In the following months, the group continued to claim attacks that were not confirmed by the authorities. On 23 November 2010 they were responsible for a shooting attack against an armored truck in Escobar, which left two dead and two more injured. The attackers fled the scene, at least 8 criminals acted in 4 cars, but they could not take the money and in the first instance there were no detainees, the attack being mediated. The next day members of the Núcleo Joaquin Penina stole 60 thousand pesos from a valuables truck in the city of Granadero Baigorria in the Province of Santa Fe, leaving a dead guard and another with minor injuries, this being the last attack carried out by the group.

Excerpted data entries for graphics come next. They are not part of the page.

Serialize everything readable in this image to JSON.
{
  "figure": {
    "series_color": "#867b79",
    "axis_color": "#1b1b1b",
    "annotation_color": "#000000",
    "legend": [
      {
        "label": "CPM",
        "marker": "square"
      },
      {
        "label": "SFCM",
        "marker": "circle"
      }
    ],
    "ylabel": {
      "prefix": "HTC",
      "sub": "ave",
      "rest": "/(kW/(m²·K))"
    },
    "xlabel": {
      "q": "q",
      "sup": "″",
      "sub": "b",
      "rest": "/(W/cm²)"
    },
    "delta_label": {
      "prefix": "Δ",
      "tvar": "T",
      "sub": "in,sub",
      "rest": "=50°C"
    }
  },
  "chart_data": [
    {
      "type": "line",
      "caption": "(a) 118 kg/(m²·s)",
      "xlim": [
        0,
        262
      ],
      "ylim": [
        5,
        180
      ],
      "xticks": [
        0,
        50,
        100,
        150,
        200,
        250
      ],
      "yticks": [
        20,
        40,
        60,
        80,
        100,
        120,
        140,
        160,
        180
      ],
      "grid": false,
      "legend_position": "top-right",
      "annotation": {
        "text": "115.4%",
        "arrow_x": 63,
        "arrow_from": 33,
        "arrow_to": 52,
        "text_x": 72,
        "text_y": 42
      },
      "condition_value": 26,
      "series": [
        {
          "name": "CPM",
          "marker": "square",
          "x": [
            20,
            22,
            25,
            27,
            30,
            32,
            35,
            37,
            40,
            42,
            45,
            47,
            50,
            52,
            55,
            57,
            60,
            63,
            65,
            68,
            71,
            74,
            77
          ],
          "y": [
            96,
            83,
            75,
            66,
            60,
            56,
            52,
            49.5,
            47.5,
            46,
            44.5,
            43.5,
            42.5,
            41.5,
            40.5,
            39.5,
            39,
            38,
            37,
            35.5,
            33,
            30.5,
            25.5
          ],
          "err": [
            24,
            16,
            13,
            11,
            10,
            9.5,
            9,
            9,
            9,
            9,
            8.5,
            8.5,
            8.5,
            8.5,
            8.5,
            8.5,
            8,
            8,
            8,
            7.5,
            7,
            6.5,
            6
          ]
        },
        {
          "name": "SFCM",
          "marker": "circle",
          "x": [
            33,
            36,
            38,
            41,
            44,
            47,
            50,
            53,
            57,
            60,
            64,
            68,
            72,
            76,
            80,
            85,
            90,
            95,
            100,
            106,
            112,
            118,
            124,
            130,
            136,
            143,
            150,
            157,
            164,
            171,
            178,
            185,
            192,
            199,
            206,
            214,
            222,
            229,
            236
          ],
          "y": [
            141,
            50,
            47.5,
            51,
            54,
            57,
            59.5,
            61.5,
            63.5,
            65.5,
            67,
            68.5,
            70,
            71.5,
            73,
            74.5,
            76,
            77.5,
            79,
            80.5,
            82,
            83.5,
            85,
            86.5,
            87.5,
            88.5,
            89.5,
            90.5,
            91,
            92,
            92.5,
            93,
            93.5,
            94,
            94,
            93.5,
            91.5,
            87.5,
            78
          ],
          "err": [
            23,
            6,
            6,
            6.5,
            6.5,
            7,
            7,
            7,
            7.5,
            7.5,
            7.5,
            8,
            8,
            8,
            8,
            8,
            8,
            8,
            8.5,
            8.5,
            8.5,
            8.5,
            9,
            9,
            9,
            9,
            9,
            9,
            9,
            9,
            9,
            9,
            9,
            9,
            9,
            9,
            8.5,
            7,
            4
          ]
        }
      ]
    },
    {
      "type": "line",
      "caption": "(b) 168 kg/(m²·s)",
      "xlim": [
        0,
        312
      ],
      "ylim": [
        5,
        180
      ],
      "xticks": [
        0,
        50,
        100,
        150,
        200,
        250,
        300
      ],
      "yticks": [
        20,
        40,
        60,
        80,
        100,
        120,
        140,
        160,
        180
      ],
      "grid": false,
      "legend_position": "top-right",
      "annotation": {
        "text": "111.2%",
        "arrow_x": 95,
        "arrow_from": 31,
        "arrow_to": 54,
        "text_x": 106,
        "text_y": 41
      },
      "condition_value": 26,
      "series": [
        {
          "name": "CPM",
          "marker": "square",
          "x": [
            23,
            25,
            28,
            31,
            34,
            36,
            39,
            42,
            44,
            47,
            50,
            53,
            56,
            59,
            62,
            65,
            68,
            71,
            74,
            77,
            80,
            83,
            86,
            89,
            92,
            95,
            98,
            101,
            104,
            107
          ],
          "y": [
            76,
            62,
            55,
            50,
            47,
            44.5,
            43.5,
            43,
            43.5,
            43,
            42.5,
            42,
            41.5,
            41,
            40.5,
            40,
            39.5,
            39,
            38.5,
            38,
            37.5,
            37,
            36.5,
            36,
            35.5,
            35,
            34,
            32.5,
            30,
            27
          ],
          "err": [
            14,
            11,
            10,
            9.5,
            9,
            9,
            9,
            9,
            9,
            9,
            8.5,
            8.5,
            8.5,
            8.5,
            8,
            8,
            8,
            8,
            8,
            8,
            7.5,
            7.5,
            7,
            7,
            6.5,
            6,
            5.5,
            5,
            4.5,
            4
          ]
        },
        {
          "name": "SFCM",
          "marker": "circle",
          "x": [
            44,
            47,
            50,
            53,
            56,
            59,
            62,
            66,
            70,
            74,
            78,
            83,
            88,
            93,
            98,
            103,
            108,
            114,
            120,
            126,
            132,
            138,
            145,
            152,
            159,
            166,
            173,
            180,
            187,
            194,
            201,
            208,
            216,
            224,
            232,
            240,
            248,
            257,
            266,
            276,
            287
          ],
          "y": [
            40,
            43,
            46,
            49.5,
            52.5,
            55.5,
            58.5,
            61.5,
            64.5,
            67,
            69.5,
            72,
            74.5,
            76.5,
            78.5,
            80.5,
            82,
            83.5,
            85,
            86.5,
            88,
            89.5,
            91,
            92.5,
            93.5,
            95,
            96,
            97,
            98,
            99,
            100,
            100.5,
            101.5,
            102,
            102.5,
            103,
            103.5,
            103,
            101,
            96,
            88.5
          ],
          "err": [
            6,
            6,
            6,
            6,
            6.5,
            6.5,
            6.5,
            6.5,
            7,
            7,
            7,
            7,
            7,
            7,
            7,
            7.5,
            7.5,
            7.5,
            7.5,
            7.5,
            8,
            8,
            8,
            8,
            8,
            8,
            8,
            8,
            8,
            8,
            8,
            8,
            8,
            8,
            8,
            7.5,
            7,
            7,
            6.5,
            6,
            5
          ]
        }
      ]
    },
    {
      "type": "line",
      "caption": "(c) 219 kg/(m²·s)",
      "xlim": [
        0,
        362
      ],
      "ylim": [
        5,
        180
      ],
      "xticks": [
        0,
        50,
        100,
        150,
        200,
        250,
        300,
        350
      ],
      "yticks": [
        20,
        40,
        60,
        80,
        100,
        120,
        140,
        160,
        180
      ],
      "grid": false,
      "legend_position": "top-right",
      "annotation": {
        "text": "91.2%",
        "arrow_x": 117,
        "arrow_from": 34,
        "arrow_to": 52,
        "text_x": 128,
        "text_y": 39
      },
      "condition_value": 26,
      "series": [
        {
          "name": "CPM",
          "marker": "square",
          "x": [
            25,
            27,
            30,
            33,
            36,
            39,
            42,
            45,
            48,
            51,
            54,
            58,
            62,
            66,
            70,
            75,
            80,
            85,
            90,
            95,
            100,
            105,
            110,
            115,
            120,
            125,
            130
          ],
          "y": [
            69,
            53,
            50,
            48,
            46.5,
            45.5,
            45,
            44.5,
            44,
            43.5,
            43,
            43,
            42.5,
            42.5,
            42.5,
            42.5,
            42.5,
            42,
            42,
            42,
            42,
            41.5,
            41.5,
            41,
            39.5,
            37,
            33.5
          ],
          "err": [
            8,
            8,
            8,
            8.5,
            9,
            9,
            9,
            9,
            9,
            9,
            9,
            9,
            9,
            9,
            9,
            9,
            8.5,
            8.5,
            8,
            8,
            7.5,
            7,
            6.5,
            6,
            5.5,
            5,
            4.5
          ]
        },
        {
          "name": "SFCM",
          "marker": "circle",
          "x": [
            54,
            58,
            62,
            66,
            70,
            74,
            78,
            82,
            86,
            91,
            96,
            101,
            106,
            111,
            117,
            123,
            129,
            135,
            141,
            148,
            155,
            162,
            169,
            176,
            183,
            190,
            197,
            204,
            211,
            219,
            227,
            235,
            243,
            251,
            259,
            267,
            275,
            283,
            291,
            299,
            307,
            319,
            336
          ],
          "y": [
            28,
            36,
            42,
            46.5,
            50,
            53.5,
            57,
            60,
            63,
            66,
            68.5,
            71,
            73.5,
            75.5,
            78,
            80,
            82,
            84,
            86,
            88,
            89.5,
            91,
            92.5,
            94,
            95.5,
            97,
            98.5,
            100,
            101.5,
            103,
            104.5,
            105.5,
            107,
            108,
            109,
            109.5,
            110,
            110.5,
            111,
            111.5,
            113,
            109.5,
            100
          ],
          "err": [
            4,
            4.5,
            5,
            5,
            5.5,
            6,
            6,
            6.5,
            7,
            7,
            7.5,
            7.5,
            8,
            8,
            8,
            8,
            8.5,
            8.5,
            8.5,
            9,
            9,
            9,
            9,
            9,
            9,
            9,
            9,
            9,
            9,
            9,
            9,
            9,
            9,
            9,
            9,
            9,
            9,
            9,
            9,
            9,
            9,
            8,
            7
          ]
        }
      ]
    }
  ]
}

===Arrests and dismantling===
On 14 February 2011, one of the members Diego "El Sucio" Guardo died at the age of 34. He had been identified in a stolen car in the city of Los Polvorines, the suspect was carrying two small weapons and was hit by the shots fired by the Buenos Aires Police. On 2 March, two police officers were captured and accused of being the perpetrators of the attack, and it was found that they were companions of the victims. After the arrests, it was discovered that it was a mixed gang composed of civilians and agents of the security forces: policemen, a firefighter and a former officer of the Prefecture. In addition, some of those arrested were investigated for being suspects of the kidnapping and murder of Axel Blumberg in 2004.

Months later, on 9 April 2011, the 56-year-old César "el Chivo" Guardo was arrested, as he was believed to be the leader of the group who planned the attack against the armored truck. The suspect was arrested after a shootout between him and another suspect against members of the security forces, leaving an officer and "El Chivo" injured.

On 14 April 2016, the fourteen detainees for the assault on the Pan-American tank were acquitted, this because there is no concrete evidence for the homicides of Buenos Aires police officers Darío Fabián García and Rubén Fangio. The presiding judges who gave the ruling unanimously were Guillermo Guehenneuf, Gladys Cardozo and Ángeles Andreini.